Eugenio Scalfari era nato a Civitavecchia il 6 aprile 1924, è considerato uno dei più grandi giornalisti italiani del XX secolo. Contribuì a fondare il settimanale L’Espresso ed è fondatore del quotidiano La Repubblica. Il ricordo del Papa: “Eugenio, amico laico, mi mancherà parlare con te”. Scalfari ha comunque indipendentemente dalle opinioni individuali segnato la storia del giornalismo italiano. Ci piace ricordarlo con questo brano della sua biografia inedita.
“La porta di casa era in fondo al corridoio. La cucina appena entrati sull’altro lato del corridoio. Non c’era riscaldamento. Nella sala da pranzo una porta conduceva attraverso una scala a chiocciola a una soffitta che chiamavamo piccionaia, una sorta di sottotetto che era il mio regno di bambino. Il gabinetto era situato in un vano che occupava metà del balcone. Allora accadeva spesso così. Dentro quel vano c’erano la tazza del water e di fronte un lavandino e un finestrino. Ci lavavamo nella stanza da letto. I miei genitori con una catinella di maiolica su un trespolo di ferro, un versatoio colmo d’acqua e un secchio per l’acqua sporca. Per me c’era una piccola vasca dove mia madre mi lavava con una grossa spugna, una manciata di crusca e sapone di Marsiglia. La casa era molto modesta sebbene i soffitti della stanza da letto e del salotto fossero piacevolmente decorati da affreschi: ceste, corone di fiori assai ben disegnate dal centro delle quali spuntavano volti di putti e di angioletti con piccole ali azzurro-cielo. In quell’alloggio avevano vissuto i miei nonni materni e i loro cinque figli (mia madre era la seconda, gli altri erano due femmine e due maschi). Ma allora la famiglia occupava tutto il piano del palazzo. Poi mio nonno, Francesco Scotti, morì nel 1923; mia zia Maria si sposò e andò a vivere in un’altra casa, mia zia Lidia si sposò anch’essa e si trasferì a Roma dove andarono a vivere anche mia nonna e i suoi due figli maschi.
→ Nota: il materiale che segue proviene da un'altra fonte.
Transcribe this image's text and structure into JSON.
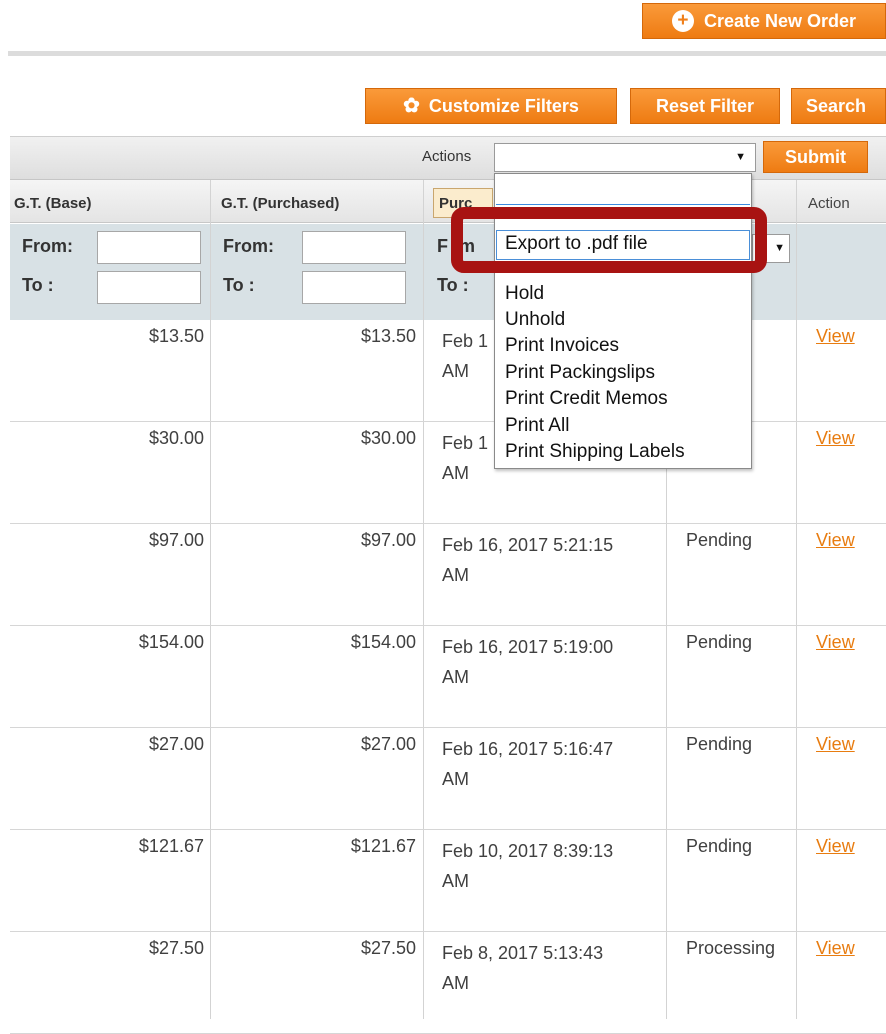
{
  "toolbar": {
    "create_order_label": "Create New Order",
    "customize_filters_label": "Customize Filters",
    "reset_filter_label": "Reset Filter",
    "search_label": "Search"
  },
  "massaction": {
    "actions_label": "Actions",
    "selected_value": "",
    "submit_label": "Submit",
    "options": [
      "",
      "Export to .pdf file",
      "Hold",
      "Unhold",
      "Print Invoices",
      "Print Packingslips",
      "Print Credit Memos",
      "Print All",
      "Print Shipping Labels"
    ]
  },
  "grid": {
    "headers": {
      "gt_base": "G.T. (Base)",
      "gt_purchased": "G.T. (Purchased)",
      "purchased_on": "Purc",
      "action": "Action"
    },
    "filters": {
      "from_label": "From:",
      "to_label": "To :",
      "date_from_label": "F",
      "date_from_label_tail": "m",
      "date_to_label": "To :"
    },
    "rows": [
      {
        "gt_base": "$13.50",
        "gt_purchased": "$13.50",
        "date_line1": "Feb 1",
        "date_line2": "AM",
        "status": "",
        "action": "View"
      },
      {
        "gt_base": "$30.00",
        "gt_purchased": "$30.00",
        "date_line1": "Feb 1",
        "date_line2": "AM",
        "status": "",
        "action": "View"
      },
      {
        "gt_base": "$97.00",
        "gt_purchased": "$97.00",
        "date_line1": "Feb 16, 2017 5:21:15",
        "date_line2": "AM",
        "status": "Pending",
        "action": "View"
      },
      {
        "gt_base": "$154.00",
        "gt_purchased": "$154.00",
        "date_line1": "Feb 16, 2017 5:19:00",
        "date_line2": "AM",
        "status": "Pending",
        "action": "View"
      },
      {
        "gt_base": "$27.00",
        "gt_purchased": "$27.00",
        "date_line1": "Feb 16, 2017 5:16:47",
        "date_line2": "AM",
        "status": "Pending",
        "action": "View"
      },
      {
        "gt_base": "$121.67",
        "gt_purchased": "$121.67",
        "date_line1": "Feb 10, 2017 8:39:13",
        "date_line2": "AM",
        "status": "Pending",
        "action": "View"
      },
      {
        "gt_base": "$27.50",
        "gt_purchased": "$27.50",
        "date_line1": "Feb 8, 2017 5:13:43",
        "date_line2": "AM",
        "status": "Processing",
        "action": "View"
      }
    ]
  },
  "colors": {
    "accent_orange": "#ef7f1a",
    "highlight_red": "#a81312",
    "link_orange": "#e87c10",
    "filter_row_bg": "#d8e1e5"
  }
}
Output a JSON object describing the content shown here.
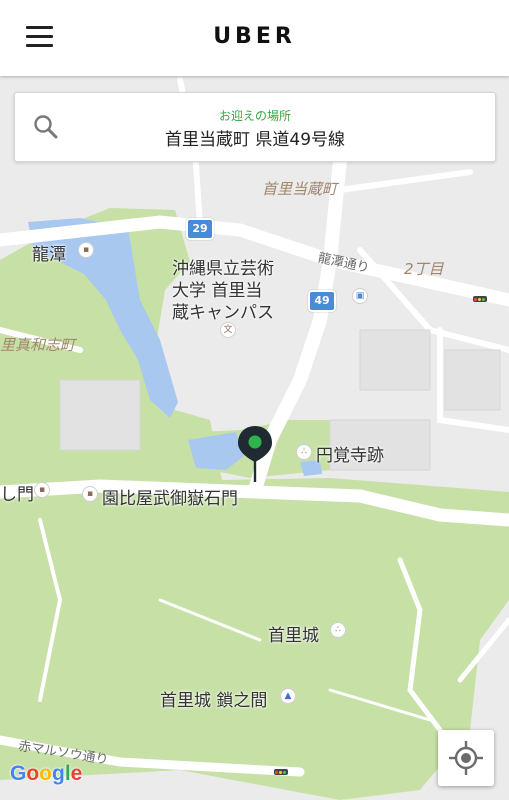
{
  "header": {
    "title": "UBER"
  },
  "search": {
    "caption": "お迎えの場所",
    "address": "首里当蔵町 県道49号線"
  },
  "map": {
    "labels": {
      "ryutan": "龍潭",
      "university_line1": "沖縄県立芸術",
      "university_line2": "大学 首里当",
      "university_line3": "蔵キャンパス",
      "shuri_tonokura": "首里当蔵町",
      "ryutan_dori": "龍潭通り",
      "nichome": "2丁目",
      "shuri_mawashi": "里真和志町",
      "engakuji": "円覚寺跡",
      "sonohyan": "園比屋武御嶽石門",
      "kanmon": "し門",
      "shurijo": "首里城",
      "sasunoma": "首里城 鎖之間",
      "akamaru": "赤マルソウ通り"
    },
    "route_shields": {
      "r29": "29",
      "r49": "49"
    },
    "poi_icons": {
      "school": "文"
    },
    "attribution": "Google"
  },
  "colors": {
    "park": "#c6e0a5",
    "water": "#a8c8f0",
    "road": "#ffffff",
    "pin": "#1f2a33",
    "pin_dot": "#2fb34c",
    "accent_green": "#35a845"
  }
}
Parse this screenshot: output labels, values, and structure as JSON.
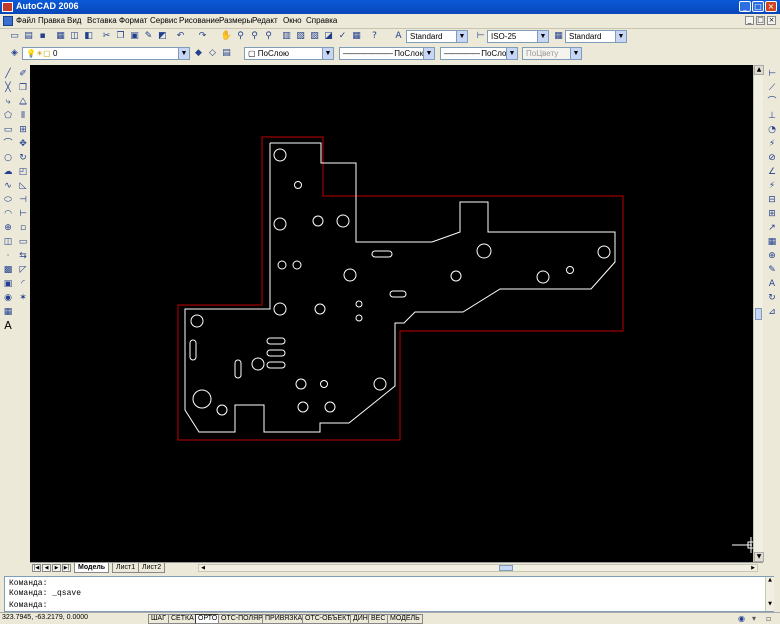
{
  "window": {
    "title": "AutoCAD 2006"
  },
  "menu": [
    "Файл",
    "Правка",
    "Вид",
    "Вставка",
    "Формат",
    "Сервис",
    "Рисование",
    "Размеры",
    "Редакт",
    "Окно",
    "Справка"
  ],
  "toolbars": {
    "text_style": "Standard",
    "dim_style": "ISO-25",
    "table_style": "Standard",
    "layer": "0",
    "color": "ПоСлою",
    "linetype": "ПоСлою",
    "lineweight": "ПоСлою",
    "plotstyle": "ПоЦвету"
  },
  "tabs": [
    "Модель",
    "Лист1",
    "Лист2"
  ],
  "active_tab": "Модель",
  "command_lines": [
    "Команда:",
    "Команда:  _qsave",
    "Команда:"
  ],
  "coords": "323.7945, -63.2179, 0.0000",
  "status_buttons": [
    {
      "label": "ШАГ",
      "on": false
    },
    {
      "label": "СЕТКА",
      "on": false
    },
    {
      "label": "ОРТО",
      "on": true
    },
    {
      "label": "ОТС-ПОЛЯР",
      "on": false
    },
    {
      "label": "ПРИВЯЗКА",
      "on": false
    },
    {
      "label": "ОТС-ОБЪЕКТ",
      "on": false
    },
    {
      "label": "ДИН",
      "on": false
    },
    {
      "label": "ВЕС",
      "on": false
    },
    {
      "label": "МОДЕЛЬ",
      "on": false
    }
  ],
  "colors": {
    "drawing_bg": "#000000",
    "part_outline": "#ffffff",
    "boundary": "#c00000",
    "titlebar": "#0a5ad8"
  }
}
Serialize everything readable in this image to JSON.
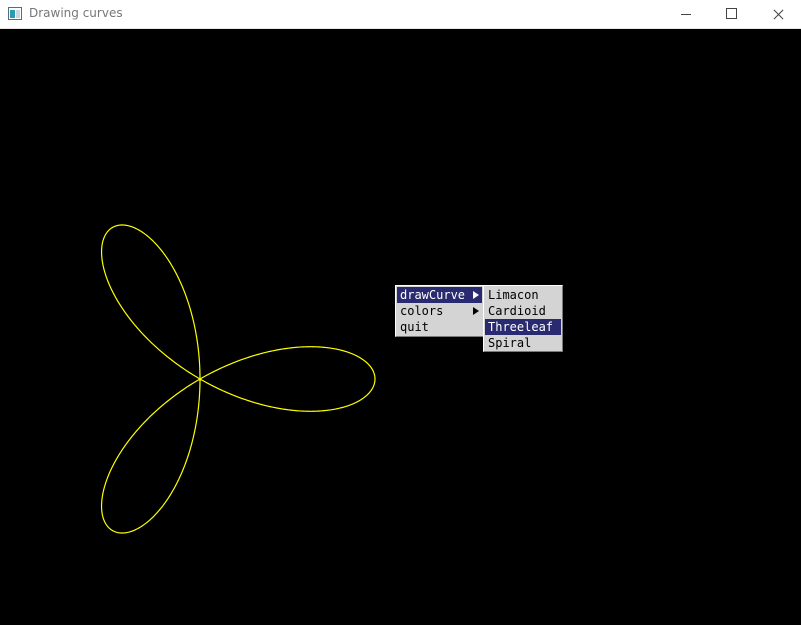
{
  "window": {
    "title": "Drawing curves",
    "background": "#000000"
  },
  "curve": {
    "name": "Threeleaf",
    "color": "#ffff00"
  },
  "menu": {
    "items": [
      {
        "label": "drawCurve",
        "has_submenu": true,
        "highlighted": true
      },
      {
        "label": "colors",
        "has_submenu": true,
        "highlighted": false
      },
      {
        "label": "quit",
        "has_submenu": false,
        "highlighted": false
      }
    ],
    "highlight_color": "#2a2a70"
  },
  "submenu": {
    "items": [
      {
        "label": "Limacon",
        "highlighted": false
      },
      {
        "label": "Cardioid",
        "highlighted": false
      },
      {
        "label": "Threeleaf",
        "highlighted": true
      },
      {
        "label": "Spiral",
        "highlighted": false
      }
    ]
  },
  "icons": {
    "app": "app-window-icon",
    "minimize": "minimize-icon",
    "maximize": "maximize-icon",
    "close": "close-icon",
    "submenu_arrow": "triangle-right-icon"
  }
}
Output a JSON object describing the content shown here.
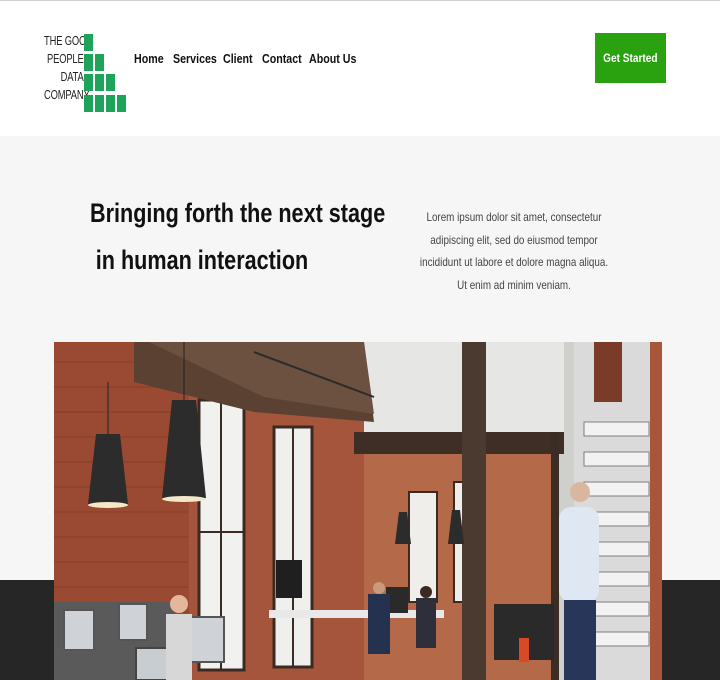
{
  "logo": {
    "lines": [
      "THE GOOD",
      "PEOPLE",
      "DATA",
      "COMPANY"
    ],
    "icon": "green-bar-blocks-icon",
    "accent": "#1ea35b"
  },
  "nav": {
    "items": [
      "Home",
      "Services",
      "Client",
      "Contact",
      "About Us"
    ]
  },
  "header": {
    "cta_label": "Get Started",
    "cta_color": "#2aa10f"
  },
  "hero": {
    "headline_line1": "Bringing forth the next stage",
    "headline_line2": "in human interaction",
    "lede": "Lorem ipsum dolor sit amet, consectetur adipiscing elit, sed do eiusmod tempor incididunt ut labore et dolore magna aliqua. Ut enim ad minim veniam."
  },
  "colors": {
    "hero_background": "#f6f6f6",
    "dark_band": "#262626"
  }
}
Nella casa restammo soltanto i miei genitori e io. Lì si è formata la parte istintuale del mio carattere, lì la mia memoria cominciò ad accumulare sensazioni e ricordi. Le sere della bella stagione mi affacciavo sul balcone insieme a mia madre. Sul mare aperto si vedevano le luci delle lampare, le barche da pesca che stendevano le reti al largo e pescavano a strascico. Suonavano le sirene dei “postali” e dei rimorchiatori, le luci delle cabine brillavano in alto mare. Mia madre mi indicava le stelle, il Carro dell’Orsa Maggiore, Venere che splendeva accanto alla luna”.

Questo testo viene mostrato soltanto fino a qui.